DATASET: Has user USER but, but there are no projects / protocols#
A dataset didn’t have any protocols / projects in the projects.yaml file. You’ll need to talk to the PM team about which protocol best covers your new dataset.
(This error is more common on dataset creation).
DATASET: USER does not have any of the required projects: PROJECT1, PROJECT2#
A user was added to a dataset, but they didn’t have any of the required projects / protocols in the projects.yaml file. You’ll need to add them to one of the listed projects, and get approval from the PM team.
You should reach out to your team-lead / the PM team for help with this.
What’s the projects.yaml?#
The projects.yaml file is a list of legal projects / protocols that we use to double check people have access to the datasets.

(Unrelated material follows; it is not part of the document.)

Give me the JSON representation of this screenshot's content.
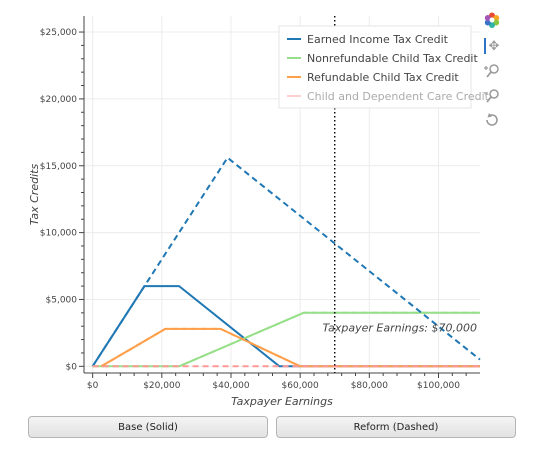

This isn’t used in the infra code directly, it’s a process check on top which blocks CI merges.
For example, if USER1 wants access to DATASET, they must fulfill the legal onboarding requirements of PROJECT1, which could include undertaking specific training, or signing a legal agreement.
Note:
there may be multiple protocols that cover a dataset (eg: a project may have a protocol for each institution).
a protocol may cover multiple datasets, which may often happen for some grants.
The projects.yaml file is maintained by the PM team, hence any change to that file must be approved by the PM team.
A project looks like this:
protocol-name:
name: A test protocol that covers the dataset
datasets:
- DATASET1
members:
- user.name
- user2.name
If this file isn’t filled out correctly, you will get an automated comment on your PR. Some common error messages with the solution are listed above.